Konzentration auf den Ortskern und Stärkung der Dorfgemeinschaft 

Im Haus selbst entstehen im Kellergeschoss ein neuer Jugendclub sowie eine gemeinsame Heizungsanlage für das Gebäude selbst sowie das angrenzende Kirchengebäude. „Uns war es wichtig, hier Synergieeffekte zu nutzen“, so die Bürgermeisterin. Die Kirchengemeinde stellt ihr Gelände nach dem Abriss zweier kleinerer Nebengebäude auf dem Kirchplatz zum Parken zur Verfügung und kann im Gegenzug die Toiletten und Räumlichkeiten im neuen Vereinshaus zu Gottesdiensten oder anderen kirchlichen Veranstaltungen nutzen. Im barrierefrei zu erreichenden Erdgeschoss befindet sich neben den sanitären Anlagen, einer Garderobe und Küche ein etwa 95 qm großer Raum, der durch eine mobile Trennwand vielseitig genutzt werden kann und insgesamt 90 Sitzmöglichkeiten bietet. Im oberen Geschoss stehen dem Musikverein, Backhausverein, Kinderschola, Kirmesverein, Faschingsgruppe sowie der Feuerwehr mit Feuerwehrverein verschiedene Räumlichkeiten zur Verfügung. Wichtig war es der Gemeinde, im neuen Vereinshaus auch Dienstleister zu integrieren, um die Attraktivität des dörflichen Lebens zu erhöhen.

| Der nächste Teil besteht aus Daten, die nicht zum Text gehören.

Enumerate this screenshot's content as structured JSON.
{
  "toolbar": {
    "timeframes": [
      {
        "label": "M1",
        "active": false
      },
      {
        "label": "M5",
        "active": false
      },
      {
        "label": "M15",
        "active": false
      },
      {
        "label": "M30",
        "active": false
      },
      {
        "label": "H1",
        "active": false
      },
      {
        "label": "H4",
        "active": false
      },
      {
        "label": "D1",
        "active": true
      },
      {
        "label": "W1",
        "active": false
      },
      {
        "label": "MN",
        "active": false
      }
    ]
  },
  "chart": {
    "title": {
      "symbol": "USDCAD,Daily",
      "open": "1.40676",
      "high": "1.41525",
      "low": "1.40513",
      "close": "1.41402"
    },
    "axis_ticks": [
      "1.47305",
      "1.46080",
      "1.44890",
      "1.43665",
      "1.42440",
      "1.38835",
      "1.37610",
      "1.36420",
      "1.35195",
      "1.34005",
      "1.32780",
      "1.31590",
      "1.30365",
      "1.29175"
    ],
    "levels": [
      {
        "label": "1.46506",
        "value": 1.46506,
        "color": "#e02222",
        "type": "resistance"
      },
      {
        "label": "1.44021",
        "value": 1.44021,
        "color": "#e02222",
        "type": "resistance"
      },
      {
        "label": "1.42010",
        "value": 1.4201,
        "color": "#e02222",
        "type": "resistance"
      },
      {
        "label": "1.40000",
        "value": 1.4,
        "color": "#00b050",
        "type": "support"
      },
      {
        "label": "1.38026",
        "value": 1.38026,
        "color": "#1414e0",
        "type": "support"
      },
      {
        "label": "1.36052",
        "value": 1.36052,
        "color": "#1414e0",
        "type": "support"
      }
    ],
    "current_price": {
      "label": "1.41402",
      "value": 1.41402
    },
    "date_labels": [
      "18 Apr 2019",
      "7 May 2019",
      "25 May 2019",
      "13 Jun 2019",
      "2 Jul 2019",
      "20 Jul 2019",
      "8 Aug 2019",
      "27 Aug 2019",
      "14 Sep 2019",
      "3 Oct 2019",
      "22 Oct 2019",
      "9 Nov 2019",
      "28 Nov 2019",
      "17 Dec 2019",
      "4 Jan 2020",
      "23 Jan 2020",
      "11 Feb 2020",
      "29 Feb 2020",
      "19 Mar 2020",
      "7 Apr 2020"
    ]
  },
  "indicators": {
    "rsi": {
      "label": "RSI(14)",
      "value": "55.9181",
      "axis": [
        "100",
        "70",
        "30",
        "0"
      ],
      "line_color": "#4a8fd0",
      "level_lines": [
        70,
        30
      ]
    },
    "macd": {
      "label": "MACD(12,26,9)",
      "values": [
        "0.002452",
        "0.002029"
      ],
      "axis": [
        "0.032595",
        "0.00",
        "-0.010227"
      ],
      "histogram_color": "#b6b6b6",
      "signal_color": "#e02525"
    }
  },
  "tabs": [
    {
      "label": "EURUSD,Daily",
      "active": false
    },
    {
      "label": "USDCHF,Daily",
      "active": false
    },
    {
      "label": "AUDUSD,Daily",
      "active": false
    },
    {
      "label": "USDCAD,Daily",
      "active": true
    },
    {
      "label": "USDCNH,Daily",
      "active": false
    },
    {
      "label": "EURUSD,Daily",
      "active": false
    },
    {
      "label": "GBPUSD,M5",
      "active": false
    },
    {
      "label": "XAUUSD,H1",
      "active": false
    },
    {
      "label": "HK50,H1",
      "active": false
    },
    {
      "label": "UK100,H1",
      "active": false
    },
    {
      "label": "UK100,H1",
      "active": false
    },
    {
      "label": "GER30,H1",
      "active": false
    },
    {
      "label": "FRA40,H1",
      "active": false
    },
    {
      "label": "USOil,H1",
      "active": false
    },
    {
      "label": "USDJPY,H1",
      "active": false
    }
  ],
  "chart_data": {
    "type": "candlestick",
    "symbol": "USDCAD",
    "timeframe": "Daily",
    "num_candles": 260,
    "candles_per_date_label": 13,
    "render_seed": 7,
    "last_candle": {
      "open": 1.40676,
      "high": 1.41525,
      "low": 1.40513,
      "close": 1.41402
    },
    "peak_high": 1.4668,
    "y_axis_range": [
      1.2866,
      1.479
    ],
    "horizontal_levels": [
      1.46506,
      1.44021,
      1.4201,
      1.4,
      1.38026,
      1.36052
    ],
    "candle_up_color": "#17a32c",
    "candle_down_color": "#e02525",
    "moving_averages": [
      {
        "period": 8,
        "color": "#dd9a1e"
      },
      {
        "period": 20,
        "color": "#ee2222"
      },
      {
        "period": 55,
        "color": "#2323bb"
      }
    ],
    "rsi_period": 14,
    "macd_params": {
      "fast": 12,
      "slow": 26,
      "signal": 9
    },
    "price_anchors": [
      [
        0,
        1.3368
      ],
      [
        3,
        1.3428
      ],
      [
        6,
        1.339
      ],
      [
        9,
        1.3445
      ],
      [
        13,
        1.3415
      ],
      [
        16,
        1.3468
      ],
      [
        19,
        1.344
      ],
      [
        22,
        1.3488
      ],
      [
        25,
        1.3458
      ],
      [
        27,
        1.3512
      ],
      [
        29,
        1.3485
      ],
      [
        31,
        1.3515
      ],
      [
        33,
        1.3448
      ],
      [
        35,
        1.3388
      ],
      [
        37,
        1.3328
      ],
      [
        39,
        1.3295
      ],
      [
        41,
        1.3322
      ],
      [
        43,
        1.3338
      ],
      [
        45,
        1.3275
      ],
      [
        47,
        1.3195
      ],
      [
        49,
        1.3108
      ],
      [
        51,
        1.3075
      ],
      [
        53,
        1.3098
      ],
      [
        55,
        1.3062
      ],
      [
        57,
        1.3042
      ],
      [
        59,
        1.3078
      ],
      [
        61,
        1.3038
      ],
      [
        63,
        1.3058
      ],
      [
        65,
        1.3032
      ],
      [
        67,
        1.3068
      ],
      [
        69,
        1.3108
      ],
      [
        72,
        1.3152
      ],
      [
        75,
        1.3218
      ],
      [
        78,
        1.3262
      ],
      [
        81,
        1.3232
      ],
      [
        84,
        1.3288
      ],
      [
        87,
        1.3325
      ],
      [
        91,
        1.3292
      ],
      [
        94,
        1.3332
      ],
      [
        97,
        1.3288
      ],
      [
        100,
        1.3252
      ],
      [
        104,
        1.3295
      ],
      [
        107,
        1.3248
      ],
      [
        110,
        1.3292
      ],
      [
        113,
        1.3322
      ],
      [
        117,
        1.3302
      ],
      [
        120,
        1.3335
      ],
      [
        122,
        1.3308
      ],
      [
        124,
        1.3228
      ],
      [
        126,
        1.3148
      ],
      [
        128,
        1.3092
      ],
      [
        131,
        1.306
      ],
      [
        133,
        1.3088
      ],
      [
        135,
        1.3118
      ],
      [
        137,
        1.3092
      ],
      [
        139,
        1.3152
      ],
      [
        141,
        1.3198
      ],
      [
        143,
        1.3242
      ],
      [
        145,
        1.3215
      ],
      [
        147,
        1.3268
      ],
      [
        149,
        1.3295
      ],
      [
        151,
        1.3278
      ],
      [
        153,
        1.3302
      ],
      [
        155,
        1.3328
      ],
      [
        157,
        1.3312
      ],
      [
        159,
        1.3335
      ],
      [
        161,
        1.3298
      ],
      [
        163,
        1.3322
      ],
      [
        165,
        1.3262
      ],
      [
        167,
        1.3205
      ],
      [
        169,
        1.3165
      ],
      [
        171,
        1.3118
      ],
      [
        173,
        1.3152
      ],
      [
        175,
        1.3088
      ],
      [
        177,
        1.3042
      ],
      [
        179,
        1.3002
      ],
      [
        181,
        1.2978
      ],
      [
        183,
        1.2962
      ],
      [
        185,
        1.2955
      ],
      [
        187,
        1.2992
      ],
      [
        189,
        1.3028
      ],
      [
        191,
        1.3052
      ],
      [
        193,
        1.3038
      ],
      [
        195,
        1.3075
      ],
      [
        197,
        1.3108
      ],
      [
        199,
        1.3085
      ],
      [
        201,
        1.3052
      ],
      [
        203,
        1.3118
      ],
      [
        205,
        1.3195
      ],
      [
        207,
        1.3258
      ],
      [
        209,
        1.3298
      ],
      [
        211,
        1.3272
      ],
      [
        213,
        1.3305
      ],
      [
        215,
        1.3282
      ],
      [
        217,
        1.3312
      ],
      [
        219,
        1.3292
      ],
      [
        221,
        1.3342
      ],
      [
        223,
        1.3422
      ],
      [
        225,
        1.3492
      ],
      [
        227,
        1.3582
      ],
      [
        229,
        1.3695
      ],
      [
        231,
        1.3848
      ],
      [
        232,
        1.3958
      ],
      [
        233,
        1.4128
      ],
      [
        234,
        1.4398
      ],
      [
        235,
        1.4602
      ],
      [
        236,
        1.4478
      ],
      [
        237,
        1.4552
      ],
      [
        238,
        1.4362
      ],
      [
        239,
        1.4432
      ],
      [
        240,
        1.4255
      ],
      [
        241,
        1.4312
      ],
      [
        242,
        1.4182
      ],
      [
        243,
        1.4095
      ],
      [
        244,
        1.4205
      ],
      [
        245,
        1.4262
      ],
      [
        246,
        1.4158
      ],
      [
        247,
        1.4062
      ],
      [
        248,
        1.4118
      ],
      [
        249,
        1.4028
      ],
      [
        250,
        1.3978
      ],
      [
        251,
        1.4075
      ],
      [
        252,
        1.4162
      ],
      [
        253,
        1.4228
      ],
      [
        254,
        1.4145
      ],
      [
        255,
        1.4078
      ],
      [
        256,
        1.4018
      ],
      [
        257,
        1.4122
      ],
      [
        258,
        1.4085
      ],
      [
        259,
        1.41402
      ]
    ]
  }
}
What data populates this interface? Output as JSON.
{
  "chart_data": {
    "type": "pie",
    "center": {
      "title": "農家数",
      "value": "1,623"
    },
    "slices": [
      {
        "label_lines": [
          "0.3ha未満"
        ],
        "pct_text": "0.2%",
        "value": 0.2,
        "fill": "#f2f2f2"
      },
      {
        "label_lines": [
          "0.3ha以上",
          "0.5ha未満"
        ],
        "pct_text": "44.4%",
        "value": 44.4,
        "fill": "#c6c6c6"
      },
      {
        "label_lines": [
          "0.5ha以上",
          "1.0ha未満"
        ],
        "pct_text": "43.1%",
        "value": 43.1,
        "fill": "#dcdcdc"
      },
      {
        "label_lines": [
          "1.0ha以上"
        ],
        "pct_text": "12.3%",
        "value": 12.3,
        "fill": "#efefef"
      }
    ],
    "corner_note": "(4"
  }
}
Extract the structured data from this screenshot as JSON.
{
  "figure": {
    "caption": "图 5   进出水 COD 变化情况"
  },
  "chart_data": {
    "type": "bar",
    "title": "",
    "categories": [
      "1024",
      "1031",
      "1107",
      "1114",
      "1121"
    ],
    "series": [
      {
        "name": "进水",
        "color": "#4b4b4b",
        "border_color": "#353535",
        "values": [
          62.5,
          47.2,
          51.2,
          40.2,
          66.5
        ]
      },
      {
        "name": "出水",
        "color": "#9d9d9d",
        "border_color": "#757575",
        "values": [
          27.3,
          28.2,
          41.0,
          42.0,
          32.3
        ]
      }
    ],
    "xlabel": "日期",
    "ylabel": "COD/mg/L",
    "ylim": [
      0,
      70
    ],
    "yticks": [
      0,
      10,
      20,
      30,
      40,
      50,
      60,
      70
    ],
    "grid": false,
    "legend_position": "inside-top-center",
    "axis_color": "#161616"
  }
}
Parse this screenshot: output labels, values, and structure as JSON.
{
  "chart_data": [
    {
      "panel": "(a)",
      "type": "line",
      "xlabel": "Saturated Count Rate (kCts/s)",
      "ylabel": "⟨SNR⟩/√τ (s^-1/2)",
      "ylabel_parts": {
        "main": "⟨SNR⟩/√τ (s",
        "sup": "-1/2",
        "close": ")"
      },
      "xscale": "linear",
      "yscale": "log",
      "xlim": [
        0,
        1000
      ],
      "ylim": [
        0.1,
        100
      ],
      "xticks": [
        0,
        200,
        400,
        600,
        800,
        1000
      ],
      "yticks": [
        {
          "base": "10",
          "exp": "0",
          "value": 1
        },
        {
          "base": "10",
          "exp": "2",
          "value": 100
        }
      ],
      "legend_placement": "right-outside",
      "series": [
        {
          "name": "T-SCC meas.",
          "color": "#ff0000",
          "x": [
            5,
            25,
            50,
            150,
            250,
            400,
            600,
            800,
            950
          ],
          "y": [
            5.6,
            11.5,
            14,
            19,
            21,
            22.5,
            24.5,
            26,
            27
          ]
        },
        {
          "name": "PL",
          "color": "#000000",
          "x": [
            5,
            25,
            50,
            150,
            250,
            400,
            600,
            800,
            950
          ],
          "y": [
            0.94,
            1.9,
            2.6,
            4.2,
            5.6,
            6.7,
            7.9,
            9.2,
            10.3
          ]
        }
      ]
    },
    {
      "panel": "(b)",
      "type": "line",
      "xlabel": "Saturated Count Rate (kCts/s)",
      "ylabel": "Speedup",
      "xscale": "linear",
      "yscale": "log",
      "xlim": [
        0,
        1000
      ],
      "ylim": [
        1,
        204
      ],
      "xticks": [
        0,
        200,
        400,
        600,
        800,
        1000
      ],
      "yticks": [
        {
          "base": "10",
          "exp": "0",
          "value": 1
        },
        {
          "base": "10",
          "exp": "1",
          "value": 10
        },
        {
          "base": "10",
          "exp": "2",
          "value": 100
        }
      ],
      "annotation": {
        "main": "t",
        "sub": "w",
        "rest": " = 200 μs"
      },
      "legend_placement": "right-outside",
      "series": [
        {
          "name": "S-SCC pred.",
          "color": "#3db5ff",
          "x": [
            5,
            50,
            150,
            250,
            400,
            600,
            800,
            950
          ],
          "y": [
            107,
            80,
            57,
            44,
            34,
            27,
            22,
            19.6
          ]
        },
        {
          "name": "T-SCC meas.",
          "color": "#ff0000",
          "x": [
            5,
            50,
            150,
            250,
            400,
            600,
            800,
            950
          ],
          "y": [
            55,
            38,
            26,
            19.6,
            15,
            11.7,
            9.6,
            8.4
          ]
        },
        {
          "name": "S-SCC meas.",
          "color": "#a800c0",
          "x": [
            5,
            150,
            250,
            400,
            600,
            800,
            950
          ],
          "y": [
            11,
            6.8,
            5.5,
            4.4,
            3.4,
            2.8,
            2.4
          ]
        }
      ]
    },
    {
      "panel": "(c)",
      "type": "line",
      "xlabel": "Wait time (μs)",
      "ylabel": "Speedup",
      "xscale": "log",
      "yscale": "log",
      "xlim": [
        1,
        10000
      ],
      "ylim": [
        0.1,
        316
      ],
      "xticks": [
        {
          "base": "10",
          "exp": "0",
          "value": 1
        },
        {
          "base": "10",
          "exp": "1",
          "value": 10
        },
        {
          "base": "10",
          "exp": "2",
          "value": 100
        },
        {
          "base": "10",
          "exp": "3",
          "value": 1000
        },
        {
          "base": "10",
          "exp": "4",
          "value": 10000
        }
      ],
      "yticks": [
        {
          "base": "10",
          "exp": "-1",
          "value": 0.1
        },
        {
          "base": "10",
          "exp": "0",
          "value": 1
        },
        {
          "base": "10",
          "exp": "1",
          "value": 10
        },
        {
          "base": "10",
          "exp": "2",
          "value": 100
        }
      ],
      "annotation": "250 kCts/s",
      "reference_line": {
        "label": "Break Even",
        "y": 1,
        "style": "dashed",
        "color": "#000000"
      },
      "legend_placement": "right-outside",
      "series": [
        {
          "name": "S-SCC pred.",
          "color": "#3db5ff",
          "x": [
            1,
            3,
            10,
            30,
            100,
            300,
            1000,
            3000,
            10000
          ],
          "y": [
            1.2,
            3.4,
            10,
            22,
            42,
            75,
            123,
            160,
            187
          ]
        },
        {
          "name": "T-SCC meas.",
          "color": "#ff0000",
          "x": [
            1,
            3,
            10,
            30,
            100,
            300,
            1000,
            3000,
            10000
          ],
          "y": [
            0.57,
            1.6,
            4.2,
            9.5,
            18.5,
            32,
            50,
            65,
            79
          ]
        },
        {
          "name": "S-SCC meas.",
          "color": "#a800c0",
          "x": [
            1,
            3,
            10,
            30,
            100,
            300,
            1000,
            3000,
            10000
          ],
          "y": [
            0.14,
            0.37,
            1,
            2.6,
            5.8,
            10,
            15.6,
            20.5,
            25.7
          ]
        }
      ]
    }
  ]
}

So ist geplant, im Kellergeschoss einen Frisör sowie im Obergeschoss eine private Musikschule einzurichten. „Das war uns besonders wichtig, da viele institutionelle und private Anbieter sich aus den kleinen Orten zurückziehen und diese dadurch an Attraktivität verlieren“, betonte Bürgermeisterin Manuela Henkel. „Besonders ältere Menschen sind froh, wenn sie noch eigenständig Angebote wahrnehmen können und gerade für Familien mit Kindern ist eine Musikschule vor Ort eine tolle Bereicherung.“ Durch die Konzentration auf den Ortskern, soll das geplante Gebäude nicht nur die Dorfmitte dementsprechend optisch verbessern, sondern auch die Dorfgemeinschaft stärken und die Lebensqualität verbessern. In einem weiteren Schritt ist geplant, neben dem neu zu errichtenden Vereinshaus auf dem momentan ungenutzten Dorfanger eine Spiel- und Begegnungsstätte anzulegen.